At 07:07 06/07/2006, you wrote:
Hello there,
This is what I mean by repetitive data:
Tables:
E:\DirectX90c\
E:\DirectX90c\Feb2006_MDX1_x86_Archive.cab\
E:\DirectX90c\Feb2006_d3dx9_29_x64.cab\
E:\DirectX90c\Feb2006_xact_x64.cab\
E:\DirectX90c\Feb2006_MDX1_x86.cab\
E:\DirectX90c\Feb2006_xact_x86.cab\
And so on, As you can see, the string E:\DirectX90c\ repeats all the
time in this example. (Also does "Feb2006_" on almost every table).
It's just an example of the type of repetitive data I have to deal
with, they are normally paths. Since theres directories within
directories, the paths repeat.
What would be an ideal aproach for this situation?, I would like to
save space, but I wouldnt like to waste a big amount of processing
power to do so.
One must keep in mind that my system must perform "well" on various
situations (which I cant predict, at least not all of them), for
this reason I cant have a very elaborated database scheme.
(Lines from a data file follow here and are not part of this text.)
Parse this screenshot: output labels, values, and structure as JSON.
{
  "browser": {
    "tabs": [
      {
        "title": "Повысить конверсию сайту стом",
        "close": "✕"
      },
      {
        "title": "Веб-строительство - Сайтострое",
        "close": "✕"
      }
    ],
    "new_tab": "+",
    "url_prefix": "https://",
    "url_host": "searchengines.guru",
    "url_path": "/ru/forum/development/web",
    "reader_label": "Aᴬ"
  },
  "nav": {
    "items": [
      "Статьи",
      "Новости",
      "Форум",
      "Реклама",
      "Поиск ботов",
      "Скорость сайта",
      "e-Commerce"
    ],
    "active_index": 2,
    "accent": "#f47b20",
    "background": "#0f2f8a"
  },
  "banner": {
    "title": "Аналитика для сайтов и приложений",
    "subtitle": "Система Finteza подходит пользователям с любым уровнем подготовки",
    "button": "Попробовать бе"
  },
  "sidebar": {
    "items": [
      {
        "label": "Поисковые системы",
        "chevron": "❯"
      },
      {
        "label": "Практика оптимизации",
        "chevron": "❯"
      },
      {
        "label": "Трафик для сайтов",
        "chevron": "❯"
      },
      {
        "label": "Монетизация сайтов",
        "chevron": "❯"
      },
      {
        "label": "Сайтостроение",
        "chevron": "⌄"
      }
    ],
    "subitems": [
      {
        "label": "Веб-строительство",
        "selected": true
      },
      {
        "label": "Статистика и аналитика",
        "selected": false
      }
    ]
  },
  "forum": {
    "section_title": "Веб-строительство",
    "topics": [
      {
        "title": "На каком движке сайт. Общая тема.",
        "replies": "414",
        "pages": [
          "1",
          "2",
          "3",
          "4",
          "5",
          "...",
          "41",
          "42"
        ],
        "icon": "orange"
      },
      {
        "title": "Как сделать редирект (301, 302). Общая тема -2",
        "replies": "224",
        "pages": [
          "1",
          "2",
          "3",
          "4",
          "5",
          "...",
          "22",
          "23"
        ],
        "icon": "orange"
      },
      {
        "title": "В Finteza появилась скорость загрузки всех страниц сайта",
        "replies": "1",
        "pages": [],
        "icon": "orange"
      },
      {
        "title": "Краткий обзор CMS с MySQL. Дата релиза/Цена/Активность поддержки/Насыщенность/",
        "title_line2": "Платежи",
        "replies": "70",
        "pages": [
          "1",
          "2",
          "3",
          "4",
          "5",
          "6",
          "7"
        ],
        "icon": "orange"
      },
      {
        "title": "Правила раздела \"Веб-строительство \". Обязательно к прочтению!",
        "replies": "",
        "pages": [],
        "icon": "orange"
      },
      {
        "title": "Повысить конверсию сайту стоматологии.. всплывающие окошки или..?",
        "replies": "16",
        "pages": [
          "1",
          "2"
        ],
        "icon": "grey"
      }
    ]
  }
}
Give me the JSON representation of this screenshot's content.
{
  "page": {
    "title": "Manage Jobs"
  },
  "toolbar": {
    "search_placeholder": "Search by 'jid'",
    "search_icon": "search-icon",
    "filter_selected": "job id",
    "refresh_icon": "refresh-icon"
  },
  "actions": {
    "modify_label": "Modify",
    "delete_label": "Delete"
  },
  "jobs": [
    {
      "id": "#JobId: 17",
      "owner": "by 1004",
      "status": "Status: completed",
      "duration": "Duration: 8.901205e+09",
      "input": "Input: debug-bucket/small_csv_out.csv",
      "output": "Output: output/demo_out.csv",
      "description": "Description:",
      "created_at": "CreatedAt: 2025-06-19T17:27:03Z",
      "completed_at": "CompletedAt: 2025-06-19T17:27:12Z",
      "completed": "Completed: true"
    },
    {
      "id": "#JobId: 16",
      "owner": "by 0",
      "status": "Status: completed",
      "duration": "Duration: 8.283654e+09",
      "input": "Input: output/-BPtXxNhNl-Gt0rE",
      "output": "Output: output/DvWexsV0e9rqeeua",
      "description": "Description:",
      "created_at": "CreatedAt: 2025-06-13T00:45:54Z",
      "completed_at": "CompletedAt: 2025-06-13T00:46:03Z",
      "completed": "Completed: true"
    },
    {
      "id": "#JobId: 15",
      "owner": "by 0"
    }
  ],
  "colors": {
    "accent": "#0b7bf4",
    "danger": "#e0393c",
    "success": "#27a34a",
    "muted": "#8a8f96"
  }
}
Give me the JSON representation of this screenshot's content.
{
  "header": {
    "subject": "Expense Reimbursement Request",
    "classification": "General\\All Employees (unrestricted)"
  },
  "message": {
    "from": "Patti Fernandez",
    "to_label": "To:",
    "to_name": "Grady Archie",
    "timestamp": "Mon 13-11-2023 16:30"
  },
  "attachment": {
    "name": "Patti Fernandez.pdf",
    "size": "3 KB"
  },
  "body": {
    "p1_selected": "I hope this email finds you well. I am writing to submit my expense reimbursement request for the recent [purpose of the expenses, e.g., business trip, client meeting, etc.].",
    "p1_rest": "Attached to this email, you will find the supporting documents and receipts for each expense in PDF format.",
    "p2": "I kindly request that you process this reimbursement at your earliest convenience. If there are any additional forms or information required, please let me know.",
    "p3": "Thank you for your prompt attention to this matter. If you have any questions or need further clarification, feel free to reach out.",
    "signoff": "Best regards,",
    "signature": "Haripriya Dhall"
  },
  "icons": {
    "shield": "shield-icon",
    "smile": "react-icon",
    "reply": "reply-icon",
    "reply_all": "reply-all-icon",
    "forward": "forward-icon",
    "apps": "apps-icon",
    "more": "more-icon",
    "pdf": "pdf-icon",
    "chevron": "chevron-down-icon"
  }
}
Sometimes
saving a few KBs could mean wasting a few tons of cycles, and I
can't deal with that. I'd rather have those extra KBs and deal with
a responsive application, than saving a few KBs and falling asleep
at the keyboard (don't worry, it's a multi-threaded environment,
however it's important to keep it optimized, I'm just over-sizing
the problem a little).
I'd like to take the right 'path' here...
Thanks.
.... SQLite has no compression system for free. Also, any compression
must be done on page level, not data level, because most compression
algorithms uses past data statics (statistical data of past data) for
compression and if you try to it on data level, when a row is
eliminated all rows after it becomes garbage.
There are a lot of compression algorithms, but i think the best for
this is an arith or range coder with order 0 or 1, the page size is
too low for greater orders or lz algorithms. Both (arith and range)
are pretty fast, no fpu code (only integer, for embedded devices) and
i think it will not slow too much file i/o. On text only data you
can expect 2.5 bpb or near 65% of size reduction, more when page size
is greater.
The code is about 10 Kb, but i don't know where "plug-it-in" ;)
HTH